The big banks differ in all kinds of ways, but one area of similarity is their dividend growth patterns over the past five years.
A clear example of how the banks differ is their share price performance over the past five years. But the independent research firm IncomeResearch.ca reports that average annual dividend growth from 2016 through 2020 will be in a narrow band between 5.8 per cent and 7 per cent. Growth for 2020 is based on estimates.
Toronto-Dominion Bank is projected to have an average five-year dividend growth rate of 7 per cent, while Royal Bank of Canada is pegged at 6.2 per cent, Canadian Imperial Bank of Commerce at 6.1 per cent, National Bank of Canada at 6 per cent and both Bank of Nova Scotia and Bank of Montreal at 5.8 per cent.
There’s a lesson in these numbers for investors who put a priority on dividend income from their dividend stocks.
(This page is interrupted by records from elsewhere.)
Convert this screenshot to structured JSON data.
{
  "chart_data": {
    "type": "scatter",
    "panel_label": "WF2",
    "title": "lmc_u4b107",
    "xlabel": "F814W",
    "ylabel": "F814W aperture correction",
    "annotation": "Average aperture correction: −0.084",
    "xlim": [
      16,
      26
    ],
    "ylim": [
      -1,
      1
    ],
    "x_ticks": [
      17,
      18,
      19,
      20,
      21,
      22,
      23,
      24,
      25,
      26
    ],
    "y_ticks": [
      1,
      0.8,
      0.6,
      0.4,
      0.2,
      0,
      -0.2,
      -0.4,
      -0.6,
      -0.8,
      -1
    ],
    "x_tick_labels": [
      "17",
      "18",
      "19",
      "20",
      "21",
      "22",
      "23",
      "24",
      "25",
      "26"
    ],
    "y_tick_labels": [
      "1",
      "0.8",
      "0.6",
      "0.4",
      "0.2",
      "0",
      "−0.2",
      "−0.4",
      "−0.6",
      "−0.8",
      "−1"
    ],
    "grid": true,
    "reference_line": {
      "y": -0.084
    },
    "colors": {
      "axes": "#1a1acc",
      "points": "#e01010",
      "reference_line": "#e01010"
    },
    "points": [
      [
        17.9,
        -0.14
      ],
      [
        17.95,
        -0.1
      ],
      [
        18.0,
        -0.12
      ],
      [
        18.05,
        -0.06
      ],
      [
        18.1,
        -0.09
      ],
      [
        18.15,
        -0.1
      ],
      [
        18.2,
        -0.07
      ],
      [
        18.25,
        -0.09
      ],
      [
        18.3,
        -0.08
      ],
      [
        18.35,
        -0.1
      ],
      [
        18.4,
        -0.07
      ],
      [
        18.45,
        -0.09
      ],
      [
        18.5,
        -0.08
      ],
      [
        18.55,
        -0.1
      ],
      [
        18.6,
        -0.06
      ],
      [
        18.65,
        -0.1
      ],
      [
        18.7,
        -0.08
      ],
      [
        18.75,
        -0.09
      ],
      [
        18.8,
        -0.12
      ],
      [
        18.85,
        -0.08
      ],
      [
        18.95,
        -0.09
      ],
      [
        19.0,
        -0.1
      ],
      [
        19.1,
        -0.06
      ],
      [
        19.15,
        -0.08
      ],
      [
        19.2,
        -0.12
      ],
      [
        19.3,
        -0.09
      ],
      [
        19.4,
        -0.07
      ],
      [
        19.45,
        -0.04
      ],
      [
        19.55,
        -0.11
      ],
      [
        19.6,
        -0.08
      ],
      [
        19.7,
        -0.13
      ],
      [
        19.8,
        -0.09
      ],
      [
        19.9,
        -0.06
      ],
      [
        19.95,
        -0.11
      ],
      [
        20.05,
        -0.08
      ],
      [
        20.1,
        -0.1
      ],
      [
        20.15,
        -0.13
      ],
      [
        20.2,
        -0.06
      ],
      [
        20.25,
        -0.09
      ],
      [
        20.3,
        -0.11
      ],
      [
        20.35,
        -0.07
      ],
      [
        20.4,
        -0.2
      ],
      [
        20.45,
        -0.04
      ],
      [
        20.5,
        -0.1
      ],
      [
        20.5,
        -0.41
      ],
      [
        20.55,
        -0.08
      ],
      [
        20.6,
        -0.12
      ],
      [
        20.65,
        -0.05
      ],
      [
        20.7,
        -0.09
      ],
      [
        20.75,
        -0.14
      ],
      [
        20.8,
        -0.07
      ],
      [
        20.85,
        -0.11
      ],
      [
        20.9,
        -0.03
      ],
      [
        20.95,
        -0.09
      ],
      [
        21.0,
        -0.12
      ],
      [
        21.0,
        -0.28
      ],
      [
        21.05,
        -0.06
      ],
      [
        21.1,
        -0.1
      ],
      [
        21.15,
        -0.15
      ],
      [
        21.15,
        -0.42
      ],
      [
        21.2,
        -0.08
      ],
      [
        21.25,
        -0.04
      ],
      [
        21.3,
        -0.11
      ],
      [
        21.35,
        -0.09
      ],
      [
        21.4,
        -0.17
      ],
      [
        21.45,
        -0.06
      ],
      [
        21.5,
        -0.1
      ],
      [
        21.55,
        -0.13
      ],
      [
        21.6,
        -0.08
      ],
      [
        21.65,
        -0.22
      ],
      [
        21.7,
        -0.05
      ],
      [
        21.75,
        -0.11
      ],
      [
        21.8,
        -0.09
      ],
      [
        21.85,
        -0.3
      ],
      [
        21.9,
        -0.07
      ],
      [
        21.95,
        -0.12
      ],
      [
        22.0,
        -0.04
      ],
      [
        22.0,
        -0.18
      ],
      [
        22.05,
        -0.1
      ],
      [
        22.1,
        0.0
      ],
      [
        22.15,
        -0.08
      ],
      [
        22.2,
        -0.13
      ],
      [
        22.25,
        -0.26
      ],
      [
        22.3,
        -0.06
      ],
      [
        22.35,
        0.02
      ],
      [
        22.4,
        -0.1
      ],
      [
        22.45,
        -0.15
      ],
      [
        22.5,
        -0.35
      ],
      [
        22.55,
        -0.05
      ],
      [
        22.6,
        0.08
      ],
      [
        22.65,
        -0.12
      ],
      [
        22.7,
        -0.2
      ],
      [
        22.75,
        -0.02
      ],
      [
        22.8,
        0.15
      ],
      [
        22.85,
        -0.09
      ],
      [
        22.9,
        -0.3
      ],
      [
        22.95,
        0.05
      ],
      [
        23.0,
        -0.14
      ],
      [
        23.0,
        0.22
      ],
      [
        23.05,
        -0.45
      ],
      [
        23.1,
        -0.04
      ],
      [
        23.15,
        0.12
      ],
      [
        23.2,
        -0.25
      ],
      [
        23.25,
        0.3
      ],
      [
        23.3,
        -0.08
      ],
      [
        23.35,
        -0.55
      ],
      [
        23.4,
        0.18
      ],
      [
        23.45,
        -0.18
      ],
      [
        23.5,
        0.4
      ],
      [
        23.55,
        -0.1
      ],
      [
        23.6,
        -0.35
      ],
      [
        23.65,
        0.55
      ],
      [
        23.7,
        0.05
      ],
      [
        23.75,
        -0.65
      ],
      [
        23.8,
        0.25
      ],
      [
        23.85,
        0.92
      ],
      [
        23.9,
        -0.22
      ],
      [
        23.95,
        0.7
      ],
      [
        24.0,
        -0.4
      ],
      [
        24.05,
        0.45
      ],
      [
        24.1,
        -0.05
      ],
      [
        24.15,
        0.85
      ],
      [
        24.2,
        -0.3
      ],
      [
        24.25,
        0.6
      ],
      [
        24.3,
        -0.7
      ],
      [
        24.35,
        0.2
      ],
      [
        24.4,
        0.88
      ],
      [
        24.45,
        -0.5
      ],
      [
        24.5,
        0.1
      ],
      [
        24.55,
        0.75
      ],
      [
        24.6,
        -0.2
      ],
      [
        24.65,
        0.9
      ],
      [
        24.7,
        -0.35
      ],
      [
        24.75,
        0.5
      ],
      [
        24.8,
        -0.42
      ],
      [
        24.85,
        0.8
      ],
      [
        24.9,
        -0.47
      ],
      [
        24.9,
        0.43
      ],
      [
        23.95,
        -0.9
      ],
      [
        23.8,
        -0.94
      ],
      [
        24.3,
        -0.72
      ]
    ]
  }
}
Choosing the right bank makes a significant difference for stock performance, but not as much for dividend growth. According to GlobeInvestor.com, National Bank’s shares were up 50.3 per cent in total over the five years to mid-December, TD rose 35.7 per cent, RBC was up 31 per cent, BMO 25.5 per cent, Scotiabank 14.7 per cent and CIBC 10.5 per cent.
If you’re tracking big bank dividend growth year by year, you’ll very likely get the sense that the banks are increasing dividends at different rates. IncomeResearch.ca reports that fiscal 2019 dividend growth ranged from 10.7 per cent at TD to 5.3 per cent at CIBC. But growth rates even out if you look back a few years. Back in 2016, CIBC boosted its dividend by 10.5 per cent, while TD was around 2 per cent.
IncomeResearch.ca forecasts average dividend growth for the Big Six in 2020 of between 2.3 per cent and 3.2 per cent, a reflection of lower projected earnings growth. Noting it’s still early in the fiscal year, IncomeResearch said more dividend increases are still possible.